A Comunidade Portuguesa de Toronto está calma, mas atenta e magoada com mais este episódio grotesco envolvendo um diplomata português. É que não passam as más recordações deixadas pelo cônsul Tânger Correia, havendo mesmo muitas pessoas que por aqui dizem que, se não fosse travado a tempo, Magalhães repetiria as façanhas do antecessor. E afinal, tudo se repete por parte duma classe dirigente comunitária que se compraz em apoiar quem não deve. Apoiaram o homem que atropelou mortalmente uma garotinha canadiana, desapareceu do local sem lhe prestar assistência e fugiu cobardemente para Portugal, ao mesmo tempo que insultaram o jornalista luso-canadiano Dale Brazão, que o encontrou, e desdobraram-se em manifestações de rua. Apoiaram Tânger Correia, com auxílio de algumas funcionárias consulares, insultaram tudo e tudos, ameaçaram, como ameaçam agora de fazer a vida dura ao cônsul que vier, para depois fazerem o que fazem sempre: lamberem os pés dos diplomatas de serviço, na ânsia de uma condecoração, de um subsídio ou ao menos de apareceram nas televisões e jornais ao lado deles. Se Portugal não estivesse desgraçado pela mais reles partidocracia, há muito tempo estes dirigentes comunitários, labregamente convencidos que são os donos da comunidade, teriam caído de maduros.
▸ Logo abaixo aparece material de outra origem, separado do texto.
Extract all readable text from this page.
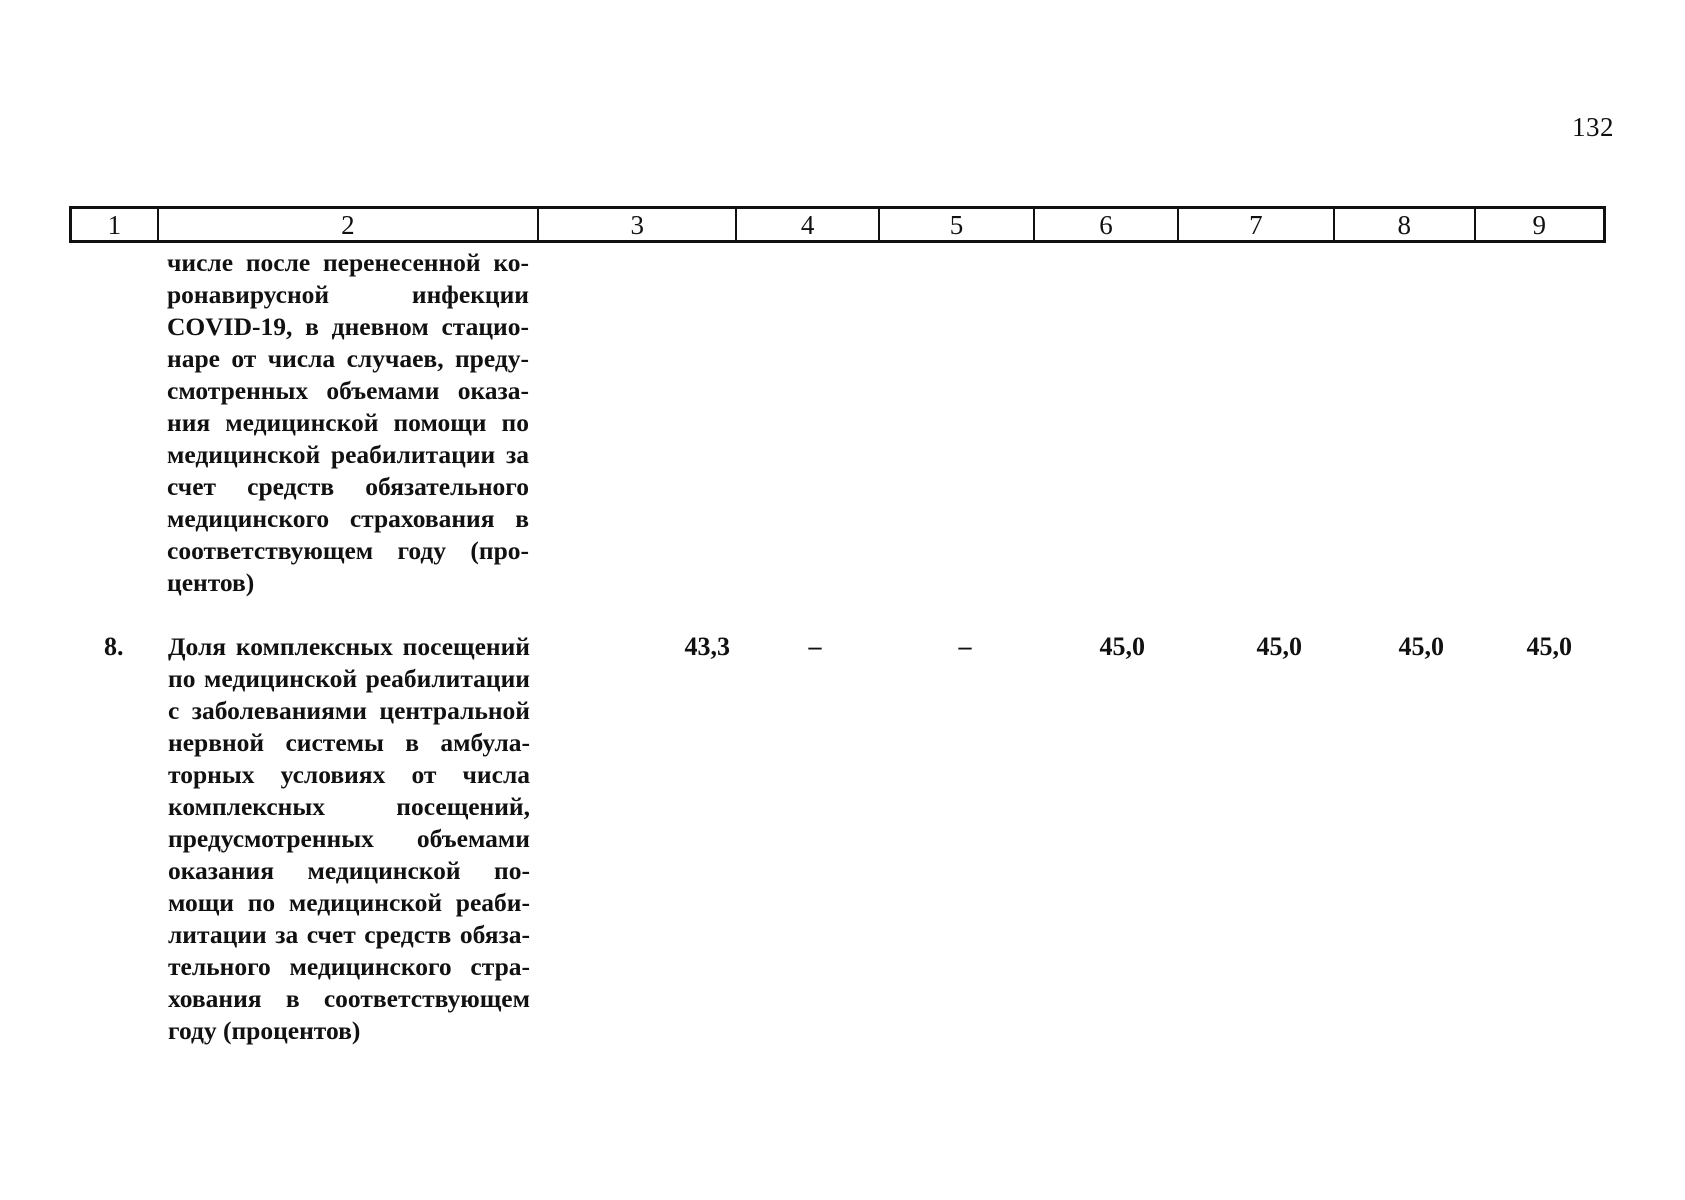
132
1	2	3	4	5	6	7	8	9
числе после перенесенной ко-
ронавирусной инфекции
COVID-19, в дневном стацио-
наре от числа случаев, преду-
смотренных объемами оказа-
ния медицинской помощи по
медицинской реабилитации за
счет средств обязательного
медицинского страхования в
соответствующем году (про-
центов)
8. Доля комплексных посещений
по медицинской реабилитации
с заболеваниями центральной
нервной системы в амбула-
торных условиях от числа
комплексных посещений,
предусмотренных объемами
оказания медицинской по-
мощи по медицинской реаби-
литации за счет средств обяза-
тельного медицинского стра-
хования в соответствующем
году (процентов)
43,3	–	–	45,0	45,0	45,0	45,0
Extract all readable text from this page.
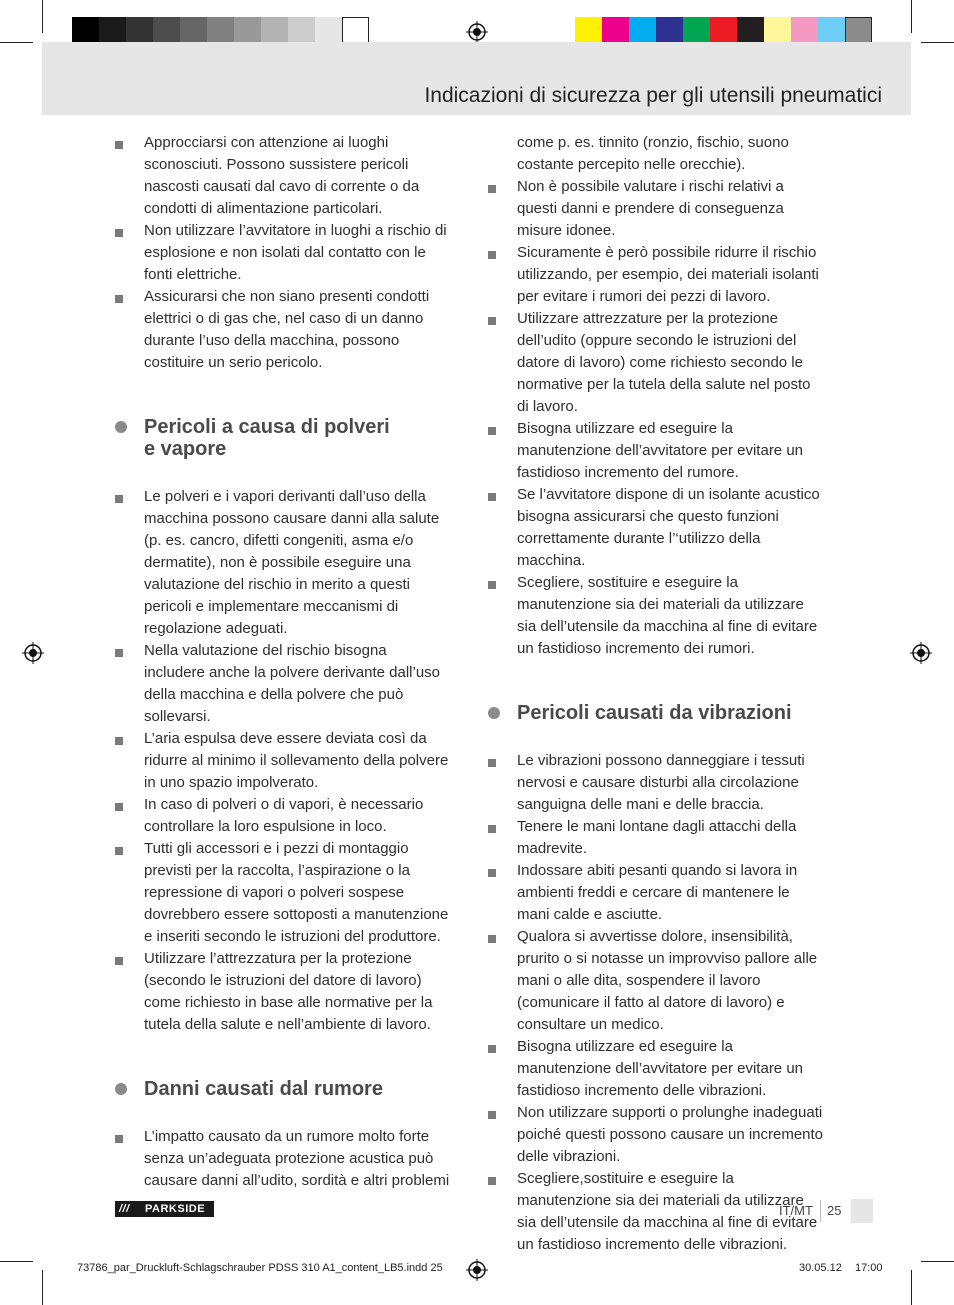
Indicazioni di sicurezza per gli utensili pneumatici
Approcciarsi con attenzione ai luoghi sconosciuti. Possono sussistere pericoli nascosti causati dal cavo di corrente o da condotti di alimentazione particolari.
Non utilizzare l’avvitatore in luoghi a rischio di esplosione e non isolati dal contatto con le fonti elettriche.
Assicurarsi che non siano presenti condotti elettrici o di gas che, nel caso di un danno durante l’uso della macchina, possono costituire un serio pericolo.
Pericoli a causa di polveri
e vapore
Le polveri e i vapori derivanti dall’uso della macchina possono causare danni alla salute (p. es. cancro, difetti congeniti, asma e/o dermatite), non è possibile eseguire una valutazione del rischio in merito a questi pericoli e implementare meccanismi di regolazione adeguati.
Nella valutazione del rischio bisogna includere anche la polvere derivante dall’uso della macchina e della polvere che può sollevarsi.
L’aria espulsa deve essere deviata così da ridurre al minimo il sollevamento della polvere in uno spazio impolverato.
In caso di polveri o di vapori, è necessario controllare la loro espulsione in loco.
Tutti gli accessori e i pezzi di montaggio previsti per la raccolta, l’aspirazione o la repressione di vapori o polveri sospese dovrebbero essere sottoposti a manutenzione e inseriti secondo le istruzioni del produttore.
Utilizzare l’attrezzatura per la protezione (secondo le istruzioni del datore di lavoro) come richiesto in base alle normative per la tutela della salute e nell’ambiente di lavoro.
Danni causati dal rumore
L’impatto causato da un rumore molto forte senza un’adeguata protezione acustica può causare danni all’udito, sordità e altri problemi
come p. es. tinnito (ronzio, fischio, suono costante percepito nelle orecchie).
Non è possibile valutare i rischi relativi a questi danni e prendere di conseguenza misure idonee.
Sicuramente è però possibile ridurre il rischio utilizzando, per esempio, dei materiali isolanti per evitare i rumori dei pezzi di lavoro.
Utilizzare attrezzature per la protezione dell’udito (oppure secondo le istruzioni del datore di lavoro) come richiesto secondo le normative per la tutela della salute nel posto di lavoro.
Bisogna utilizzare ed eseguire la manutenzione dell’avvitatore per evitare un fastidioso incremento del rumore.
Se l’avvitatore dispone di un isolante acustico bisogna assicurarsi che questo funzioni correttamente durante l’‘utilizzo della macchina.
Scegliere, sostituire e eseguire la manutenzione sia dei materiali da utilizzare sia dell’utensile da macchina al fine di evitare un fastidioso incremento dei rumori.
Pericoli causati da vibrazioni
Le vibrazioni possono danneggiare i tessuti nervosi e causare disturbi alla circolazione sanguigna delle mani e delle braccia.
Tenere le mani lontane dagli attacchi della madrevite.
Indossare abiti pesanti quando si lavora in ambienti freddi e cercare di mantenere le mani calde e asciutte.
Qualora si avvertisse dolore, insensibilità, prurito o si notasse un improvviso pallore alle mani o alle dita, sospendere il lavoro (comunicare il fatto al datore di lavoro) e consultare un medico.
Bisogna utilizzare ed eseguire la manutenzione dell’avvitatore per evitare un fastidioso incremento delle vibrazioni.
Non utilizzare supporti o prolunghe inadeguati poiché questi possono causare un incremento delle vibrazioni.
Scegliere,sostituire e eseguire la manutenzione sia dei materiali da utilizzare sia dell’utensile da macchina al fine di evitare un fastidioso incremento delle vibrazioni.
/// PARKSIDE	IT/MT 25
73786_par_Druckluft-Schlagschrauber PDSS 310 A1_content_LB5.indd 25	30.05.12 17:00
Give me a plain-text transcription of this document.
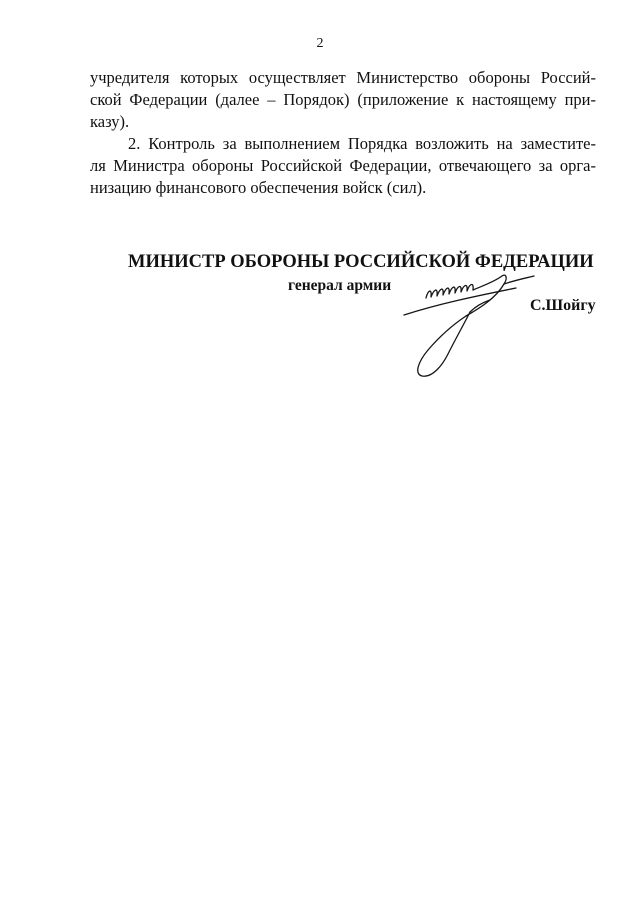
2
учредителя которых осуществляет Министерство обороны Россий-
ской Федерации (далее – Порядок) (приложение к настоящему при-
казу).
2. Контроль за выполнением Порядка возложить на заместите-
ля Министра обороны Российской Федерации, отвечающего за орга-
низацию финансового обеспечения войск (сил).
МИНИСТР ОБОРОНЫ РОССИЙСКОЙ ФЕДЕРАЦИИ
генерал армии
С.Шойгу
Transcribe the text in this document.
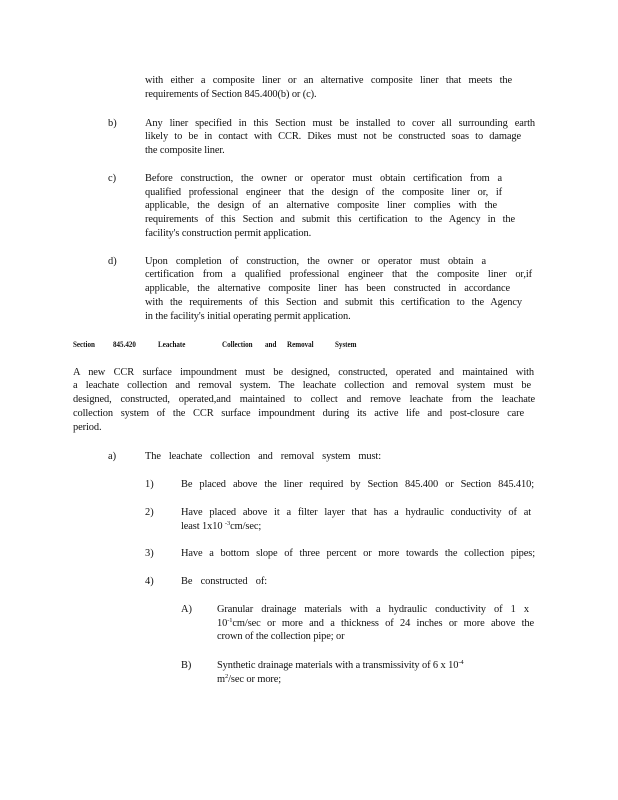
with either a composite liner or an alternative composite liner that meets the
requirements of Section 845.400(b) or (c).
b)	Any liner specified in this Section must be installed to cover all surrounding earth
likely to be in contact with CCR. Dikes must not be constructed soas to damage
the composite liner.
c)	Before construction, the owner or operator must obtain certification from a
qualified professional engineer that the design of the composite liner or, if
applicable, the design of an alternative composite liner complies with the
requirements of this Section and submit this certification to the Agency in the
facility's construction permit application.
d)	Upon completion of construction, the owner or operator must obtain a
certification from a qualified professional engineer that the composite liner or,if
applicable, the alternative composite liner has been constructed in accordance
with the requirements of this Section and submit this certification to the Agency
in the facility's initial operating permit application.
Section 845.420	Leachate	Collection and Removal System
A new CCR surface impoundment must be designed, constructed, operated and maintained with
a leachate collection and removal system. The leachate collection and removal system must be
designed, constructed, operated,and maintained to collect and remove leachate from the leachate
collection system of the CCR surface impoundment during its active life and post-closure care
period.
a)	The leachate collection and removal system must:
1)	Be placed above the liner required by Section 845.400 or Section 845.410;
2)	Have placed above it a filter layer that has a hydraulic conductivity of at
least 1x10 $^{-3}$cm/sec;
3)	Have a bottom slope of three percent or more towards the collection pipes;
4)	Be constructed of:
A) Granular drainage materials with a hydraulic conductivity of 1 x
$10^{-1}cm/\sec$ or more and a thickness of 24 inches or more above the
crown of the collection pipe; or
B) Synthetic drainage materials with a transmissivity of 6 x $10^{-4}$
$m^2/\sec$ or more;
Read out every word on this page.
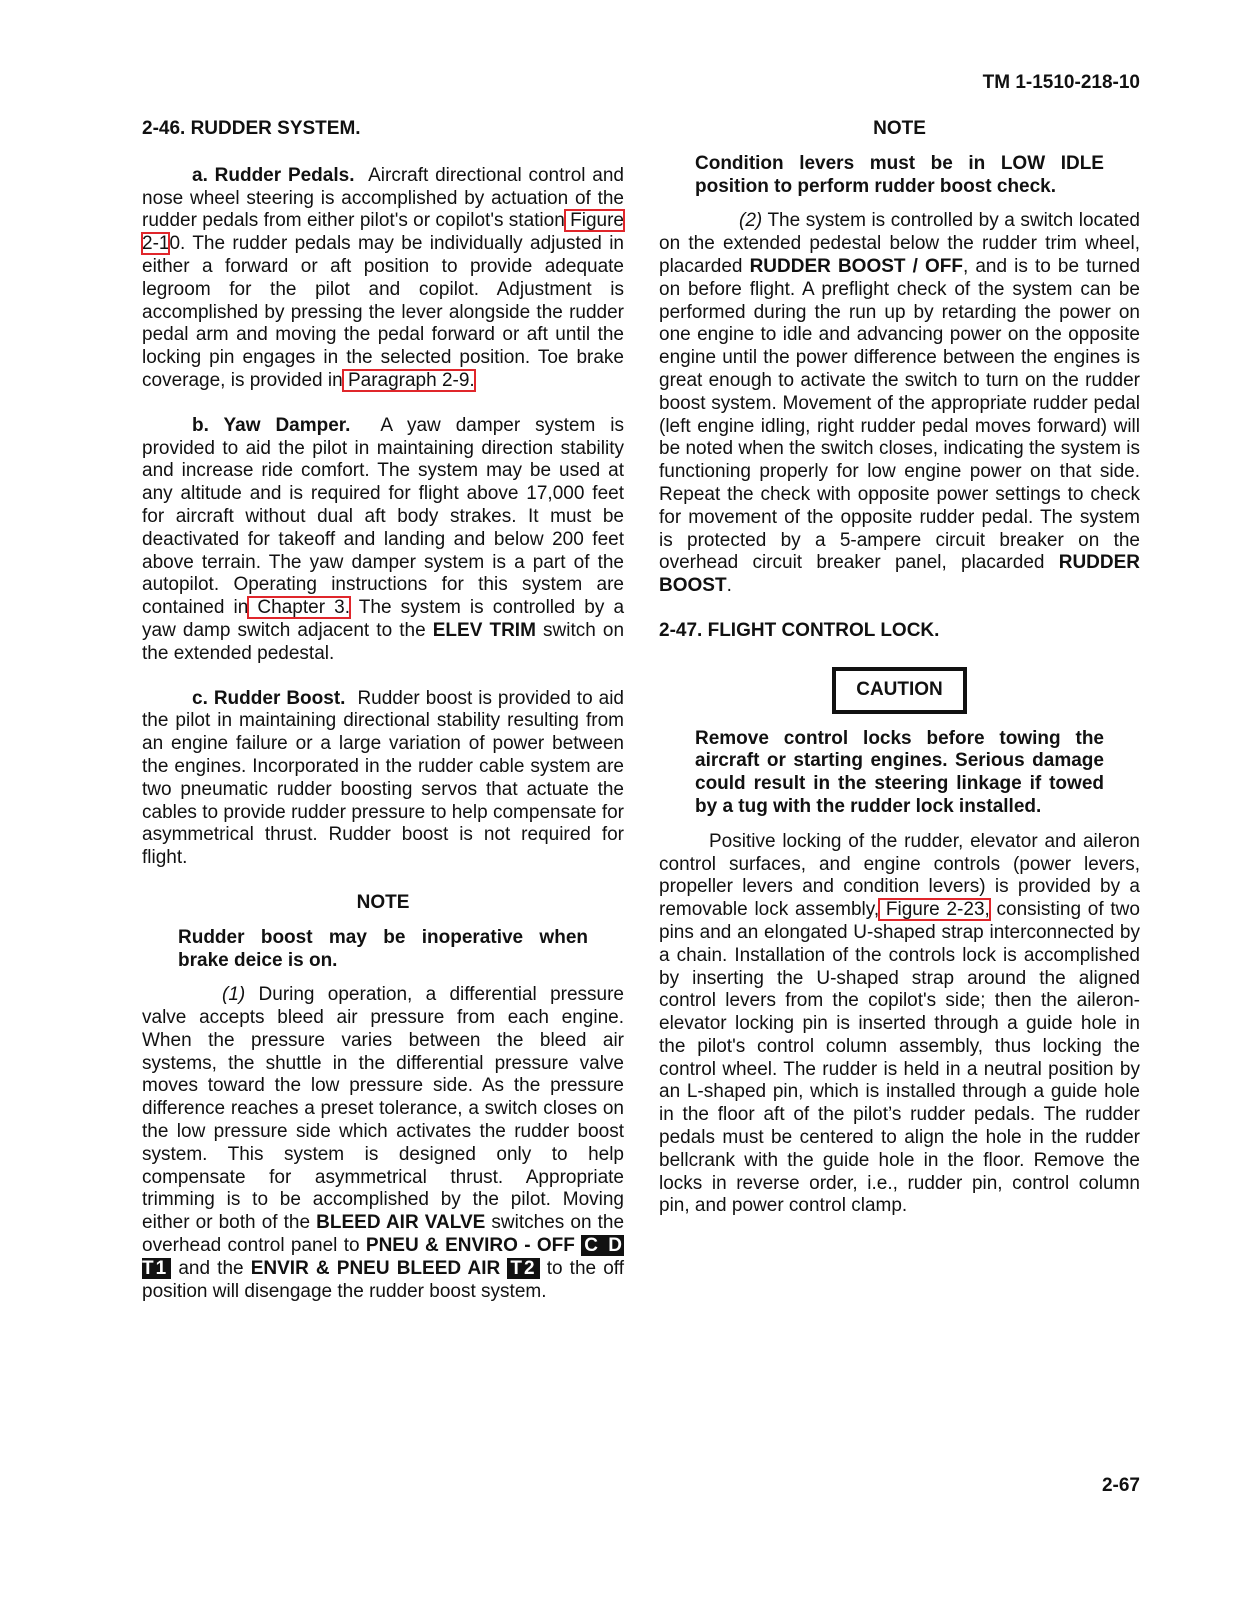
TM 1-1510-218-10
2-46. RUDDER SYSTEM.

a. Rudder Pedals. Aircraft directional control and nose wheel steering is accomplished by actuation of the rudder pedals from either pilot's or copilot's station Figure 2-10. The rudder pedals may be individually adjusted in either a forward or aft position to provide adequate legroom for the pilot and copilot. Adjustment is accomplished by pressing the lever alongside the rudder pedal arm and moving the pedal forward or aft until the locking pin engages in the selected position. Toe brake coverage, is provided in Paragraph 2-9.

b. Yaw Damper. A yaw damper system is provided to aid the pilot in maintaining direction stability and increase ride comfort. The system may be used at any altitude and is required for flight above 17,000 feet for aircraft without dual aft body strakes. It must be deactivated for takeoff and landing and below 200 feet above terrain. The yaw damper system is a part of the autopilot. Operating instructions for this system are contained in Chapter 3. The system is controlled by a yaw damp switch adjacent to the ELEV TRIM switch on the extended pedestal.

c. Rudder Boost. Rudder boost is provided to aid the pilot in maintaining directional stability resulting from an engine failure or a large variation of power between the engines. Incorporated in the rudder cable system are two pneumatic rudder boosting servos that actuate the cables to provide rudder pressure to help compensate for asymmetrical thrust. Rudder boost is not required for flight.

NOTE

Rudder boost may be inoperative when brake deice is on.

(1) During operation, a differential pressure valve accepts bleed air pressure from each engine. When the pressure varies between the bleed air systems, the shuttle in the differential pressure valve moves toward the low pressure side. As the pressure difference reaches a preset tolerance, a switch closes on the low pressure side which activates the rudder boost system. This system is designed only to help compensate for asymmetrical thrust. Appropriate trimming is to be accomplished by the pilot. Moving either or both of the BLEED AIR VALVE switches on the overhead control panel to PNEU & ENVIRO - OFF C D T1 and the ENVIR & PNEU BLEED AIR T2 to the off position will disengage the rudder boost system.

NOTE

Condition levers must be in LOW IDLE position to perform rudder boost check.

(2) The system is controlled by a switch located on the extended pedestal below the rudder trim wheel, placarded RUDDER BOOST / OFF, and is to be turned on before flight. A preflight check of the system can be performed during the run up by retarding the power on one engine to idle and advancing power on the opposite engine until the power difference between the engines is great enough to activate the switch to turn on the rudder boost system. Movement of the appropriate rudder pedal (left engine idling, right rudder pedal moves forward) will be noted when the switch closes, indicating the system is functioning properly for low engine power on that side. Repeat the check with opposite power settings to check for movement of the opposite rudder pedal. The system is protected by a 5-ampere circuit breaker on the overhead circuit breaker panel, placarded RUDDER BOOST.

2-47. FLIGHT CONTROL LOCK.
CAUTION

Remove control locks before towing the aircraft or starting engines. Serious damage could result in the steering linkage if towed by a tug with the rudder lock installed.

Positive locking of the rudder, elevator and aileron control surfaces, and engine controls (power levers, propeller levers and condition levers) is provided by a removable lock assembly, Figure 2-23, consisting of two pins and an elongated U-shaped strap interconnected by a chain. Installation of the controls lock is accomplished by inserting the U-shaped strap around the aligned control levers from the copilot's side; then the aileron-elevator locking pin is inserted through a guide hole in the pilot's control column assembly, thus locking the control wheel. The rudder is held in a neutral position by an L-shaped pin, which is installed through a guide hole in the floor aft of the pilot’s rudder pedals. The rudder pedals must be centered to align the hole in the rudder bellcrank with the guide hole in the floor. Remove the locks in reverse order, i.e., rudder pin, control column pin, and power control clamp.

2-67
Em lugar de educar, o governo português só tem deseducado. Mas como dizem por aqui os mais velhos, quem não tem não pode dar. Haja ao menos, agora, o bom senso de mandar para Toronto um cônsul que se dê ao respeito, que se saiba pôr no seu lugar, que faça trabalhar os funcionários do consulado para a comunidade não estar tão revoltada como está devido aos maus serviços prestados, que ponha em sentido a parte podre do pessoal consular e reconheça o mérito de alguns empregados competentes e diligentes que ali sofrem a má imagem produzida por outros.

Artur Monteiro de Magalhães deixou sérios rabos de palha em Bissau e em Versalhes, por isso tendo sido punido com vários anos de trabalho obscuro no ministério. Toronto foi a última oportunidade que lhe foi proporcionada de refazer a carreira. Não soube aproveitar a oportunidade porque se convenceu que Toronto era Bissau, ao lidar com novos amigos que têm toda uma cultura de servilismo perante o Dr., o diplomata, o gabarola que arrota mundos e fundos. Não é essa a cultura dos canadianos. Nem, felizmente, a da maior e mais significativa parte dos portugueses residentes no Canadá. Somos gente de cabeça levantada num país, que por ser democrata e livre, sabe o valor do respeito mútuo entre pessoas oriundas de 160 países.